Being stable for about 3 months now. I am still not sure whether my current state is better or worse than my pre-pfs state. I have a great deal of libido and sexual capicity now. But before pfs I had definitely more mental libido. I dont wanna get into details, but I got horny in the past my sensitivty to disgust went down, and I had some weird kinks. But I masturbate several times per day now, because Iam so horny. Its really odd.
I declare now that Iam cured from an subjective standpoint that means I can no longer claim that pfs is affecting my health or my life in any way. Maybe I still have some symptoms here and there that I got accustomed to, and I simply forgot how specific things were pre pfsā¦ Disrupting sleep patterns could be one of them, but occured before pfs too. But from now on, I cant tell the difference for sure, thats why I assume Iam cured.

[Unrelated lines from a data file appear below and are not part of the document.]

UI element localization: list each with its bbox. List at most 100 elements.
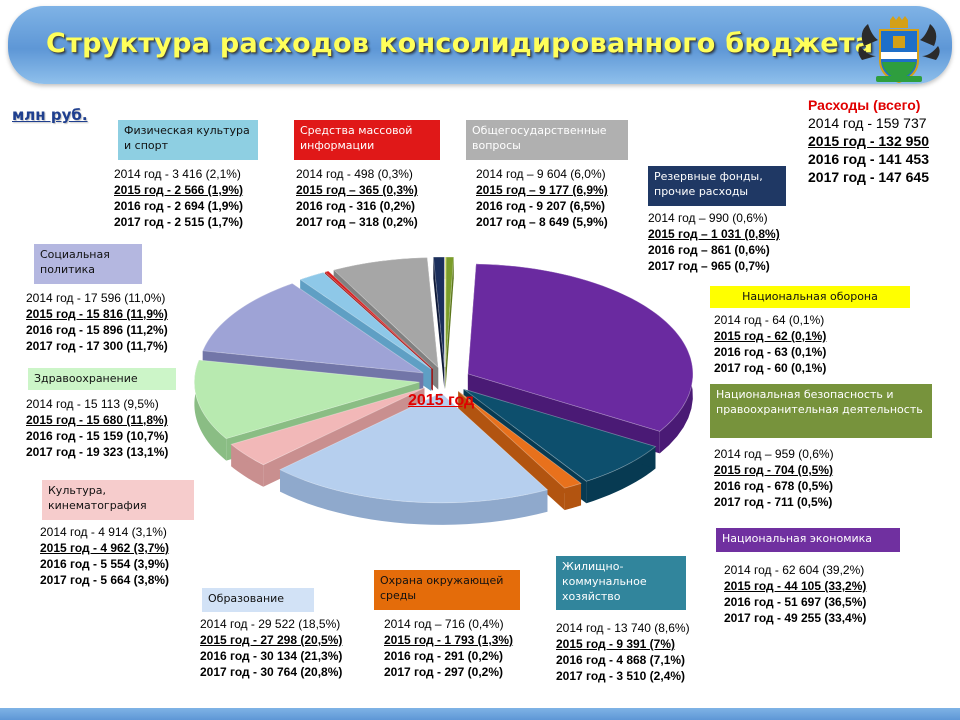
category-values-education: 2014 год - 29 522 (18,5%) 2015 год - 27 …: [200, 616, 342, 680]
total-expenses: Расходы (всего) 2014 год - 159 737 2015 …: [808, 96, 958, 186]
value-2015: 2015 год – 1 031 (0,8%): [648, 227, 780, 241]
pie-slice-top: [467, 263, 694, 432]
value-2016: 2016 год - 291 (0,2%): [384, 649, 504, 663]
value-2015: 2015 год - 15 816 (11,9%): [26, 307, 168, 321]
pie-slice-wall: [433, 257, 445, 390]
coat-of-arms-icon: [858, 16, 940, 84]
pie-slice-side: [280, 469, 548, 525]
value-2015: 2015 год - 2 566 (1,9%): [114, 183, 244, 197]
pie-slice-top: [202, 283, 424, 374]
pie-slice-wall: [445, 257, 454, 390]
value-2017: 2017 год – 965 (0,7%): [648, 259, 770, 273]
category-values-housing: 2014 год - 13 740 (8,6%) 2015 год - 9 39…: [556, 620, 690, 684]
category-label-housing: Жилищно-коммунальное хозяйство: [556, 556, 686, 610]
total-2014: 2014 год - 159 737: [808, 115, 927, 131]
value-2015: 2015 год - 44 105 (33,2%): [724, 579, 867, 593]
pie-slice-wall: [445, 257, 446, 389]
category-label-environment: Охрана окружающей среды: [374, 570, 520, 610]
category-label-security: Национальная безопасность и правоохранит…: [710, 384, 932, 438]
value-2015: 2015 год – 365 (0,3%): [296, 183, 418, 197]
value-2017: 2017 год – 8 649 (5,9%): [476, 215, 608, 229]
page-title: Структура расходов консолидированного бю…: [46, 28, 874, 59]
category-label-health: Здравоохранение: [28, 368, 176, 390]
value-2017: 2017 год - 2 515 (1,7%): [114, 215, 244, 229]
pie-slice-top: [193, 359, 420, 440]
category-values-culture: 2014 год - 4 914 (3,1%) 2015 год - 4 962…: [40, 524, 169, 588]
value-2016: 2016 год - 5 554 (3,9%): [40, 557, 170, 571]
category-values-economy: 2014 год - 62 604 (39,2%) 2015 год - 44 …: [724, 562, 866, 626]
value-2014: 2014 год - 15 113 (9,5%): [26, 397, 159, 411]
category-values-general: 2014 год – 9 604 (6,0%) 2015 год – 9 177…: [476, 166, 608, 230]
category-label-social: Социальная политика: [34, 244, 142, 284]
pie-slice-wall: [458, 391, 565, 511]
value-2016: 2016 год - 15 896 (11,2%): [26, 323, 168, 337]
value-2016: 2016 год - 30 134 (21,3%): [200, 649, 343, 663]
value-2017: 2017 год - 60 (0,1%): [714, 361, 827, 375]
category-label-culture: Культура, кинематография: [42, 480, 194, 520]
pie-slice-1: [445, 256, 455, 390]
category-label-economy: Национальная экономика: [716, 528, 900, 552]
pie-slice-4: [457, 390, 582, 511]
value-2014: 2014 год - 64 (0,1%): [714, 313, 825, 327]
category-label-education: Образование: [202, 588, 314, 612]
value-2015: 2015 год - 15 680 (11,8%): [26, 413, 168, 427]
pie-slice-top: [457, 390, 582, 489]
unit-label: млн руб.: [12, 106, 88, 124]
pie-slice-top: [445, 256, 455, 368]
value-2014: 2014 год - 62 604 (39,2%): [724, 563, 865, 577]
value-2017: 2017 год - 711 (0,5%): [714, 495, 833, 509]
category-values-health: 2014 год - 15 113 (9,5%) 2015 год - 15 6…: [26, 396, 168, 460]
value-2015: 2015 год – 9 177 (6,9%): [476, 183, 608, 197]
value-2016: 2016 год - 4 868 (7,1%): [556, 653, 686, 667]
pie-slice-top: [463, 388, 657, 482]
value-2014: 2014 год – 9 604 (6,0%): [476, 167, 606, 181]
value-2016: 2016 год - 15 159 (10,7%): [26, 429, 169, 443]
category-values-social: 2014 год - 17 596 (11,0%) 2015 год - 15 …: [26, 290, 168, 354]
value-2015: 2015 год - 62 (0,1%): [714, 329, 827, 343]
value-2017: 2017 год – 318 (0,2%): [296, 215, 418, 229]
value-2014: 2014 год - 29 522 (18,5%): [200, 617, 341, 631]
category-label-media: Средства массовой информации: [294, 120, 440, 160]
pie-slice-top: [299, 271, 432, 370]
pie-chart-title: 2015 год: [408, 392, 475, 409]
value-2014: 2014 год – 990 (0,6%): [648, 211, 768, 225]
value-2015: 2015 год - 4 962 (3,7%): [40, 541, 170, 555]
value-2017: 2017 год - 19 323 (13,1%): [26, 445, 169, 459]
value-2017: 2017 год - 3 510 (2,4%): [556, 669, 686, 683]
value-2017: 2017 год - 17 300 (11,7%): [26, 339, 168, 353]
category-values-defense: 2014 год - 64 (0,1%) 2015 год - 62 (0,1%…: [714, 312, 826, 376]
category-label-sport: Физическая культура и спорт: [118, 120, 258, 160]
category-values-security: 2014 год – 959 (0,6%) 2015 год - 704 (0,…: [714, 446, 834, 510]
category-label-reserve: Резервные фонды, прочие расходы: [648, 166, 786, 206]
value-2014: 2014 год - 13 740 (8,6%): [556, 621, 690, 635]
category-values-reserve: 2014 год – 990 (0,6%) 2015 год – 1 031 (…: [648, 210, 780, 274]
value-2016: 2016 год - 678 (0,5%): [714, 479, 834, 493]
value-2016: 2016 год - 63 (0,1%): [714, 345, 827, 359]
bottom-bar: [0, 708, 960, 720]
pie-slice-0: [444, 256, 447, 389]
pie-slice-5: [279, 392, 549, 525]
category-label-defense: Национальная оборона: [710, 286, 910, 308]
pie-slice-top: [444, 256, 447, 368]
value-2016: 2016 год – 861 (0,6%): [648, 243, 770, 257]
total-2015: 2015 год - 132 950: [808, 133, 929, 149]
total-2016: 2016 год - 141 453: [808, 151, 929, 167]
pie-slice-side: [194, 360, 227, 461]
value-2014: 2014 год - 4 914 (3,1%): [40, 525, 167, 539]
value-2014: 2014 год – 716 (0,4%): [384, 617, 504, 631]
value-2014: 2014 год - 3 416 (2,1%): [114, 167, 241, 181]
value-2017: 2017 год - 49 255 (33,4%): [724, 611, 867, 625]
value-2017: 2017 год - 5 664 (3,8%): [40, 573, 170, 587]
category-values-sport: 2014 год - 3 416 (2,1%) 2015 год - 2 566…: [114, 166, 243, 230]
value-2015: 2015 год - 9 391 (7%): [556, 637, 676, 651]
category-values-environment: 2014 год – 716 (0,4%) 2015 год - 1 793 (…: [384, 616, 513, 680]
value-2016: 2016 год - 2 694 (1,9%): [114, 199, 244, 213]
value-2017: 2017 год - 297 (0,2%): [384, 665, 504, 679]
value-2014: 2014 год - 17 596 (11,0%): [26, 291, 166, 305]
title-bar: Структура расходов консолидированного бю…: [8, 6, 952, 84]
pie-slice-top: [230, 387, 425, 466]
value-2016: 2016 год - 9 207 (6,5%): [476, 199, 606, 213]
pie-slice-top: [332, 257, 439, 369]
category-label-general: Общегосударственные вопросы: [466, 120, 628, 160]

Holy shit that was a ride man. I cant even describe how this experience felt like. Sometimes I just wanted to end it, because the suffering was unbearable. The first two months after my crash I was pretty much an eunuch. I felt absolutely nothing towards women sexually and the first weeks I couldnt even masturbate because my dick turned into some weird shaped baby dick that wouldnt get hard. I had a friend who often bragged about the women he fucked, and I would sitting there at home unable to fuck one even if I wanted to. But I just got used to it and continue to living my life, I think most humans can really withstand some hard shit in life. Supplements kind of helped me because they got me temporarily better, this did more to my mental health I quess because of hope. I havent told anyone about me having this disease, not even my psycho therapist. I was too ashamed.
I wish you all the best. Never give up.